JR住吉駅からは代替バスが出ていましたが、待ち時間1時間と聞いてJRの線路沿
いに歩きだして、すぐのことです。
「雨露を凌いで一生のほとんどを過ごす『家』って、こんな弱いものなの?」と、そ
のあまりにも完全な破壊の仕方に茫然として、立ち止まったままの私でした。
倒壊家屋のほとんどは、家としての原形を留めていません。引き裂かれささくれ立っ
た木材が無秩序に天を指し示しています。そして、単に倒れるだけでは気が済まないか
のように、車道に迫り出し道を封鎖しています。あるマンションは、2階の一部が潰れ
その勢いで隣の民家の上に直撃し、民家を叩き潰しています。JRの高架は支柱がふっ
飛び、線路が剥き出し状態になり、その線路にだらしなく枕木がぶら下がっていました
。裂かれた高架からは灰色の空が見え、そのうち小さい粒の雪が降って来ました。
そして倒壊した家屋の見えやすいところに、避難先の場所と電話番号を書いた紙がは
ってありました。「全員無事です。○○小学校に避難してます。」と言うものもあれば
、名字と電話番号がサインペンで無造作に殴り書きにされているものもありました。
完全に1階が潰れて、2階の割れた窓から室内が見えるマンション。真ん中から半分 が裂かれて、車道に倒れて来た雑居ビル。ひび割れて盛り上がった道。

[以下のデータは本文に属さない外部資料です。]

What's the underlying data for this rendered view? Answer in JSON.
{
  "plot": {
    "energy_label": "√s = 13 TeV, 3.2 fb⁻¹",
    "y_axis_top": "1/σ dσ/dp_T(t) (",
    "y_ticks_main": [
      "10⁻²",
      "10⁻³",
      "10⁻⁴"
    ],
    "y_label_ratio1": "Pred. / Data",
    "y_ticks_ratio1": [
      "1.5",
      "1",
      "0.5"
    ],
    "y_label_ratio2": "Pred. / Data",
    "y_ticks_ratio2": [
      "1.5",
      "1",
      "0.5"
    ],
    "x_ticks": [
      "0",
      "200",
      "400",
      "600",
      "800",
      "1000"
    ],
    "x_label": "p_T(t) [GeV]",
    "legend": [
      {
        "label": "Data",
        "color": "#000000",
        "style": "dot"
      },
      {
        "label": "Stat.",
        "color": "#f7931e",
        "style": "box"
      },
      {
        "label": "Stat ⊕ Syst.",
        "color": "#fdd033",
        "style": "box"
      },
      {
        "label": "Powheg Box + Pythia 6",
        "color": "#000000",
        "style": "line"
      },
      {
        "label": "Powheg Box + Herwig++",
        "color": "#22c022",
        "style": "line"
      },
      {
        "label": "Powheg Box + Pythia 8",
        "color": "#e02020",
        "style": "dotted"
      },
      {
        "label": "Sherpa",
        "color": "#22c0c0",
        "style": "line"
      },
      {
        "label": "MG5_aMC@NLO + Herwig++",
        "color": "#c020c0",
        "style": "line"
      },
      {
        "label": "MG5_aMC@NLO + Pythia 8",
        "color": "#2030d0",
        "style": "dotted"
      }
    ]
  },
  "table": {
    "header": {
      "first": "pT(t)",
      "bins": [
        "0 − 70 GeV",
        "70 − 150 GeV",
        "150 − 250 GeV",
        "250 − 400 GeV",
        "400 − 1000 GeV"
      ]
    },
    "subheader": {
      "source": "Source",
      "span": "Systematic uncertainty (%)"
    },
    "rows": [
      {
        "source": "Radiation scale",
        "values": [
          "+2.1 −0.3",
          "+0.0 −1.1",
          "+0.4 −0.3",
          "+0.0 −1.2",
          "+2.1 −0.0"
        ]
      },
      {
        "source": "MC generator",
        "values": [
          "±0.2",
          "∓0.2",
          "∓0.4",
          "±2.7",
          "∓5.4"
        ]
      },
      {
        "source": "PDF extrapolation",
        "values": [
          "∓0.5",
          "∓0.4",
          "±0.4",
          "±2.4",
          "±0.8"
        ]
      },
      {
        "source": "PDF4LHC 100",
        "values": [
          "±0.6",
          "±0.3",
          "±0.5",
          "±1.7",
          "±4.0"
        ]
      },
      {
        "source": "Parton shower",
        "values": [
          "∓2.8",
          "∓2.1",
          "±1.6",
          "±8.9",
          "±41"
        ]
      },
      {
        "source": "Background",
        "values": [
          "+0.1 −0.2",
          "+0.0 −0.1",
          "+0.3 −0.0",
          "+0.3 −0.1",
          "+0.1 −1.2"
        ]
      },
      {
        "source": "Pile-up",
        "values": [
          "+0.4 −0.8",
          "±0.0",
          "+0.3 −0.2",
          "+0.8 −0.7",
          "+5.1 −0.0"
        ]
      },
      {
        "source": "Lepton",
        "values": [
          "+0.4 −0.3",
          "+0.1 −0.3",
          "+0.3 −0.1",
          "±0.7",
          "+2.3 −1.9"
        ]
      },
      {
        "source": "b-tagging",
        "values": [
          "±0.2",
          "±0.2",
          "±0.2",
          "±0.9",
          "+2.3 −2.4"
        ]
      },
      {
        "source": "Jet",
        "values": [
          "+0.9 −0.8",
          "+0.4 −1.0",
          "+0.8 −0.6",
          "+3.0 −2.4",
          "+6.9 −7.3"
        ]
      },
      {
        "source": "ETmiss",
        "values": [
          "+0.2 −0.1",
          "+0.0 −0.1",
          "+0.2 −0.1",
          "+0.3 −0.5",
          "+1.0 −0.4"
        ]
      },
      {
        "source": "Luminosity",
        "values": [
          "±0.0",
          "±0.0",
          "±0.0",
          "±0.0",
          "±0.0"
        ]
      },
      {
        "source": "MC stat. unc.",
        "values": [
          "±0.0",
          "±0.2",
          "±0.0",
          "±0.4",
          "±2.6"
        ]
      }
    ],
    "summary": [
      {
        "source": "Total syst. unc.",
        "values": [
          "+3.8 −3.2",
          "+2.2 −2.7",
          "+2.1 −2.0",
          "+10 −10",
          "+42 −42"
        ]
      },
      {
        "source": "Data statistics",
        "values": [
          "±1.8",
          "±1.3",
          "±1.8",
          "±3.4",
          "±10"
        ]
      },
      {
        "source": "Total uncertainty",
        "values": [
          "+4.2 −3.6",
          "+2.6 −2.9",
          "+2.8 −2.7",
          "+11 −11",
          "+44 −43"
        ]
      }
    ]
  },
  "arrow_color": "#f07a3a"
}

今にも倒れて来そうな建物の横を通り過ぎる時は、とても緊張します。またトンネル を歩いて通過した時などは、トンネル内に地割れが走っていて、とても恐かったです。
このまま崩れて来そうな気がするのですが、ほとんど人は見えず、何も動かず、時間 の止まった街の中を、私は黙って歩いていきました。